Maintenant, Monsieur, voyons le sort que la loi a fait à l’écrivain.


V


Je commence par déclarer que si jamais quelqu’un, n’importe qui, n’importe où, a professé pour la loi de son pays la religion du bon citoyen, je crois encore avoir le droit de mettre une enchère sur celui-là, car j’attache au culte de la loi, non pas seulement au culte forcé, mais au culte volontaire, une condition de vie et de mort pour la démocratie.

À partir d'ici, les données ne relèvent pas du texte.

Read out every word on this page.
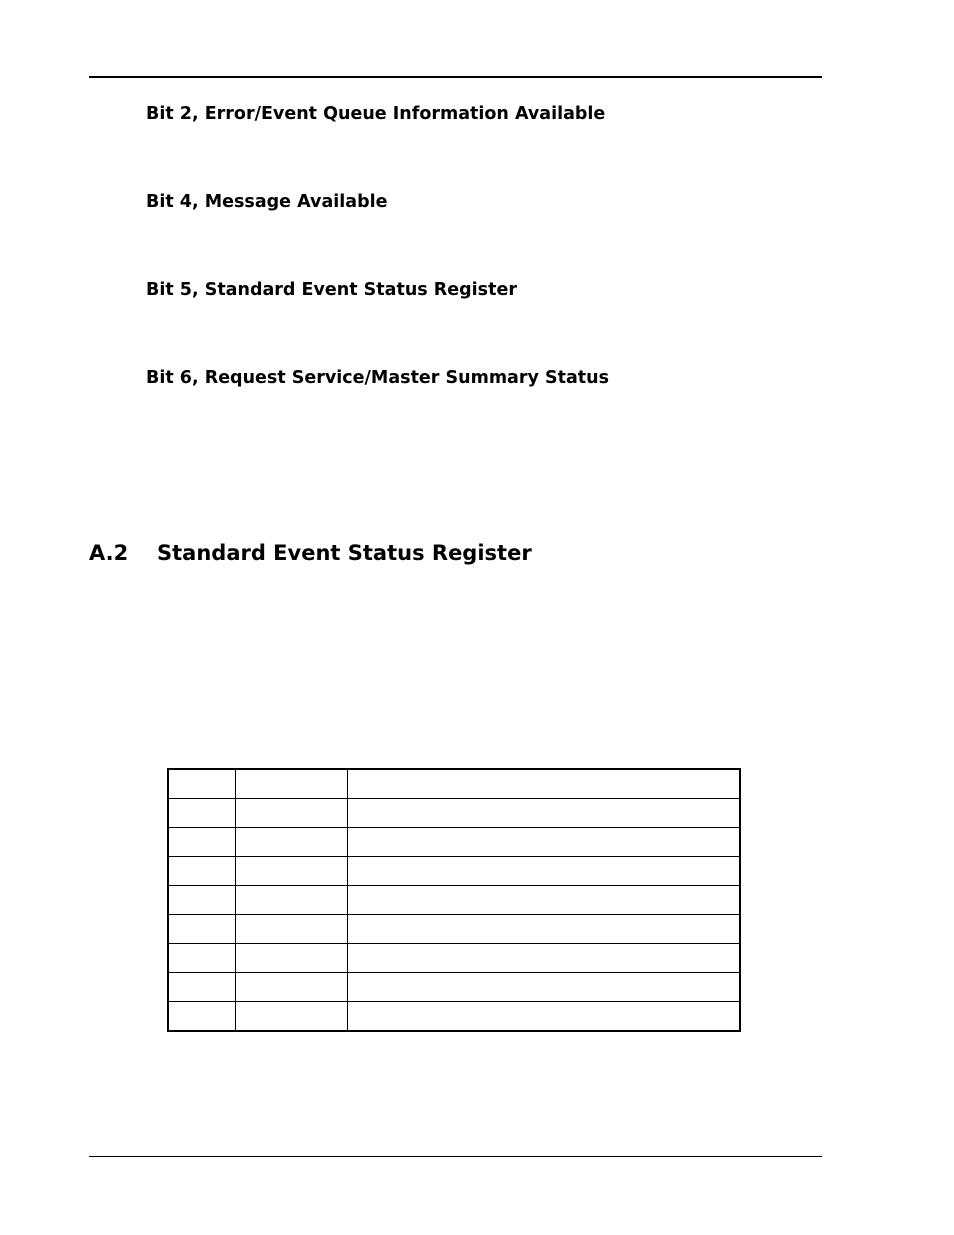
Bit 2, Error/Event Queue Information Available
Bit 4, Message Available
Bit 5, Standard Event Status Register
Bit 6, Request Service/Master Summary Status
A.2 Standard Event Status Register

À qui veut être libre, je dirai toujours : Respecte la loi ! car en dehors de la loi, il n’y a pour maintenir l’ordre que le sabre ; et à qui veut être fier, je dirai encore : Respecte la loi ! car en la respectant de toi-même, tu la votes une seconde fois au fond de ta conscience ; tu montes en quelque sorte au rang de législateur. Aussi je la respecte tellement pour mon propre compte, et d’un respect tellement forcené, que souvent je me fais peur à moi-même.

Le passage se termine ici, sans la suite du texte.